On October 24th, Jeremy Courtney, of Preemptive Love Coalition, told Wheaton students to love others as Christ first loved us.
That sounds pretty familiar?
Yeah, it probably is. I know I’ve heard it time and again in Sunday School, in sermons, in oft-quoted Bible verses. But as Mr. Courtney spoke, the recklessness of that love seemed to take a much more tangible form, and it shook me.
I won’t recount the entirety of his message here (but you should still listen to it here). Here’s the gist of the beginning: Courtney moved to the Middle East just after 9/11, and the first several months were frustrating—meeting people and talking to them and evangelizing and eventually just talking in circles. Courtney described an interaction with a café owner in Turkey, who welcomed him enthusiastically and said, “You’re a Christian, I’m a Muslim—we’re just the same.” Courtney says his immediate response was to be defensive. Instead of accepting this man’s welcome, he proceeded to protest how they were different.
Courtney was struggling. He felt like he was getting nowhere, and he cried out to God, asking why nothing was changing. He says at that moment he felt God’s voice clearly—“Because you don’t love them….You love being right…. I won’t do anything through that arrogance.”
Courtney’s message was simple—to love as Christ loved us, which was more than we deserved and “while we were yet sinners.” And yet, put into such a stark and tangible context, I felt convicted of what that really meant, and how rarely people love like that.
Courtney’s experience is a relatively common one (not necessarily the relocation to the Middle East). People are different—we have different experiences, different cultures, different identities, different religions. And out of fear that our own individual set of beliefs and habits and social norms might disintegrate, we are hypervigilant of differences and boundaries, and we’re careful to define them (again and again).
And this is important. I think there are things to be defended and things to be articulated. But in this world—a patchwork of cultures, traditions, and perspectives—it can be easy to draw too many lines. We start categorizing people into groups; even amongst Christians we’re careful to clarify that, oh yes, Anglicans and Presbyterians are both Protestant, and both “Christian”, but there are significant differences. Some Protestants are even (unfortunately) hesitant to include Catholics under the category of Christian, at least not without a huge amount of explanation and differentiation.

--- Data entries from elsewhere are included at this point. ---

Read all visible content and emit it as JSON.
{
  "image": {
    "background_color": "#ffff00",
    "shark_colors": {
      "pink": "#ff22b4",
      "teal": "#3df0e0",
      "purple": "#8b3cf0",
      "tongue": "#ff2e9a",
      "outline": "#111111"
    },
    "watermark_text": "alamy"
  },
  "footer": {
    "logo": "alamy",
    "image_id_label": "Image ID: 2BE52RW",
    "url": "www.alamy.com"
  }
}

But that has never been the core of our identity as Christians. Off the top of my head, I couldn’t point you to any biblical commands to reject others or isolate oneself from others. I could, however, name several examples of and commands to love selflessly and unconditionally. In fact, if I’m not mistaken, one of those examples is the basis of our faith and salvation.

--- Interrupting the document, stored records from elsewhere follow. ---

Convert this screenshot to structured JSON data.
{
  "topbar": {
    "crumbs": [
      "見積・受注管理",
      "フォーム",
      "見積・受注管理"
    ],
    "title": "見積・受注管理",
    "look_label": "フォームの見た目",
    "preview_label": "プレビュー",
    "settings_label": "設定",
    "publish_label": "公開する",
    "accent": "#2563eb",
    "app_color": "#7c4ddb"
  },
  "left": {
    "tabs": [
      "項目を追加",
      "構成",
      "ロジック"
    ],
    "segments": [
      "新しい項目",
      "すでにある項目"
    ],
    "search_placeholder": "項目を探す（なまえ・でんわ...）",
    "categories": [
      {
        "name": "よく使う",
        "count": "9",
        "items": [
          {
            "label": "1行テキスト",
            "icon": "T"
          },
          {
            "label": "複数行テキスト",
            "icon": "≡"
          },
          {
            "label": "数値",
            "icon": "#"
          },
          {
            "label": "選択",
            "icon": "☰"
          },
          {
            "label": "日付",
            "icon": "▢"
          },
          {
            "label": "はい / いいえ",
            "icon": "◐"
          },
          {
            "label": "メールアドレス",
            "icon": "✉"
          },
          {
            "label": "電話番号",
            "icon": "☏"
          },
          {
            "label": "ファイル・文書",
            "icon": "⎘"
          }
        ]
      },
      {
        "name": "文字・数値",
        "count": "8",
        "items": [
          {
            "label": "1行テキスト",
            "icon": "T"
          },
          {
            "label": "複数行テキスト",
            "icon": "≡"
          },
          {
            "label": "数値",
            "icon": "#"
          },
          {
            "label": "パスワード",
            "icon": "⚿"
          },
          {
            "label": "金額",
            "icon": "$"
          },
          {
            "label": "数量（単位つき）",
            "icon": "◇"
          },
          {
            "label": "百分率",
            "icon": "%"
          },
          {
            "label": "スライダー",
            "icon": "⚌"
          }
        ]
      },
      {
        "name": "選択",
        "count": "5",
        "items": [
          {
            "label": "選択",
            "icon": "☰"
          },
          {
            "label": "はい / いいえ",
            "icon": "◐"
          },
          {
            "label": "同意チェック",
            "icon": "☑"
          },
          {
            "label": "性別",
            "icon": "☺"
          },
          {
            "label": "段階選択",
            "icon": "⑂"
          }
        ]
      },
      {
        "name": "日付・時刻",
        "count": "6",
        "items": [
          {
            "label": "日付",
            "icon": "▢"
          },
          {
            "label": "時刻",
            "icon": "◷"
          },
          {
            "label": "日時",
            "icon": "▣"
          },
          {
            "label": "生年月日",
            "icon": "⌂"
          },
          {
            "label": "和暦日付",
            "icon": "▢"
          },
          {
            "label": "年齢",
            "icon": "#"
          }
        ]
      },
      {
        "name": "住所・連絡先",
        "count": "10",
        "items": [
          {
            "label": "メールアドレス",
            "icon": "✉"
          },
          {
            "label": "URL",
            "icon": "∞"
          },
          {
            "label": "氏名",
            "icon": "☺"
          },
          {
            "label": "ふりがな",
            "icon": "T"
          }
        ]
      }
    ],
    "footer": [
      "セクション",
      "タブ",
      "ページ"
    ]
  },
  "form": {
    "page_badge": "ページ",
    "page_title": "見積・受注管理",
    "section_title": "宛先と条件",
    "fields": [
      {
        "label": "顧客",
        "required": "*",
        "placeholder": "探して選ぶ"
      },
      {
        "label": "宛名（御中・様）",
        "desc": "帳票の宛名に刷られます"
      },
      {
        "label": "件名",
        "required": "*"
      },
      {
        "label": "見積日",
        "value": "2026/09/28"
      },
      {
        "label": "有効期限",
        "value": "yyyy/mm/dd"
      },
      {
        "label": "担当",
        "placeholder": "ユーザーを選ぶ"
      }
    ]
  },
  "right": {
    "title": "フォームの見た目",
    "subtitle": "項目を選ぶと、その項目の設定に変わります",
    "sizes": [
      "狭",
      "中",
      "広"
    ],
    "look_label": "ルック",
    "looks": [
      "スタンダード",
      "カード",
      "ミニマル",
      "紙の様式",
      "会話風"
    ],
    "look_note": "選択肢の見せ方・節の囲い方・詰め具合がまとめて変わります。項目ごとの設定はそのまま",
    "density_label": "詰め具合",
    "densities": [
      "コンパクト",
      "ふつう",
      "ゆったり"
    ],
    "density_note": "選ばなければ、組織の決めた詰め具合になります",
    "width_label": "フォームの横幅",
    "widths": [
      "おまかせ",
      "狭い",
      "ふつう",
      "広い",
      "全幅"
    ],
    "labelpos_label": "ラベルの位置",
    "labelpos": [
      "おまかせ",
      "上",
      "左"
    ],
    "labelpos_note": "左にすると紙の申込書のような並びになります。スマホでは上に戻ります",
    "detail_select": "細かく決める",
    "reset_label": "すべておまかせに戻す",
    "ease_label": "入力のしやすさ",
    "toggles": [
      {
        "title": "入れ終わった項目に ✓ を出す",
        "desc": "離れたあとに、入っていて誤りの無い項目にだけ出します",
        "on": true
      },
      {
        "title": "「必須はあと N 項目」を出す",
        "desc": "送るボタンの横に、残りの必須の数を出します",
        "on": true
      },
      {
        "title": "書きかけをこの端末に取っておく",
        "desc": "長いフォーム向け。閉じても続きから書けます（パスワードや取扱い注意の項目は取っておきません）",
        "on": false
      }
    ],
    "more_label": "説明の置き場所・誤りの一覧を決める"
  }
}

I know I have messed up. I know that I make mistakes out of ignorance or out of deliberate selfishness. It’s pervasive and relentlessly frustrating. But even before that—before I even existed in the flesh—I was loved and forgiven completely. And that is the love that we are called to emulate and show to others. Not to the others that share our cultural values. Not to the others that share our beliefs about marriage or God or family. Christ loved us completely before we even had beliefs to articulate. And I am positive He didn’t agree with the way we lived our lives before we were redeemed—we aren’t perfect now.
“Love is doing something kind without expecting anything in return.” This is a lesson I remember being taught (repeatedly) throughout my childhood about how to treat others with love. And yet somehow we grow out of that. Or, perhaps more accurately, we grow into justifications for expecting something first, and then bestowing “kindness”. And yet I know—I’ve seen—that we’re capable of so much more. “Preemptive love” is astoundingly powerful; it creates a bond and blurs the lines between giver and receiver, lover and beloved. It’s dangerous and it makes one vulnerable, but it has a deeply healing quality that transcends differences and moves in Christ’s footsteps.